In a sign that the tables have turned in the favour of carriers, Pablo Nosti, Manager Logistics Procurement and Operations for DuPont shared the following tips on how to become a manufacturer of choice for carriers:
  • Improve site loading times and reduce the wait times for trucks
  • Enable easy to schedule, flexible appointments for pickup and delivery
  • Ensure completeness of information so missing information does not hold up deliveries and loading
  • Provide weekly lane-level forecasts to help carriers plan their capacity.

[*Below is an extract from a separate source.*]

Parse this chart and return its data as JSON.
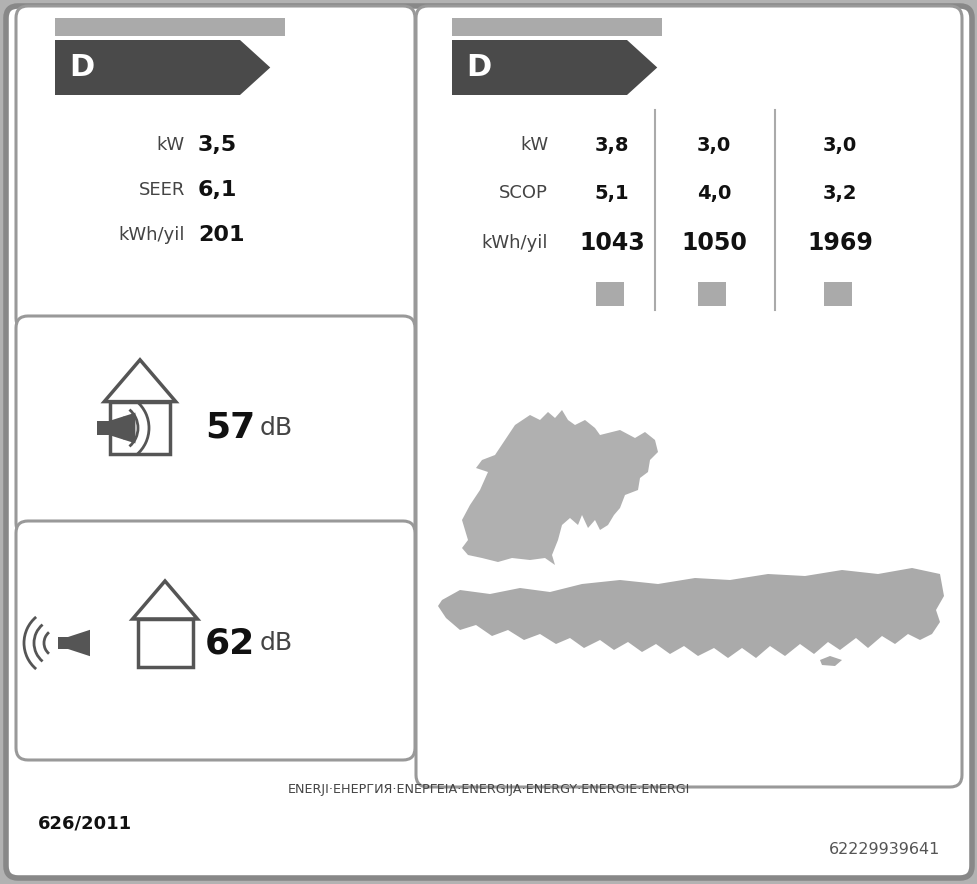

Last but not the least, establish collaborative relationships with appropriate reviews of performance, touch points and incentives.
 
Concluding points
All in all, there have been many recent quality discussions that have demonstrated the industry’s desire to share and learn from each other. Top of mind are rapidly shifting buying behaviours, and Brexit and US-China trade wars resulting in a significant shift in flows, prompting them to look for opportunities to improve their supply chain design competency.
 
Mat Woodcock of LLamasoft along with few of our other colleagues, organized an interactive workshop titled “Margin at Risk”. The attendees played the roles from finance, sourcing, pricing, and logistics in a game of collaboration for a fictitious oil products company trying to balance purchases, inventory, distribution costs, and pricing to maximise the overall profit. In a stepwise fashion, participants progressed across the stages of independent working, chaotic collaboration, and synchronized collaboration, with profits increasing with each stage. The participants were so involved that they wanted to continue playing even after the time was up!
 
Industry events provide professionals with a great opportunity to make new connections that will last for many years to come. After all, the supply chain community is a small world! The chemical industry as a whole has great digital aspirations and while the realities of legacy technologies, business complexities and regulations will need constant attention, there is a very optimistic view about what the future holds for the industry.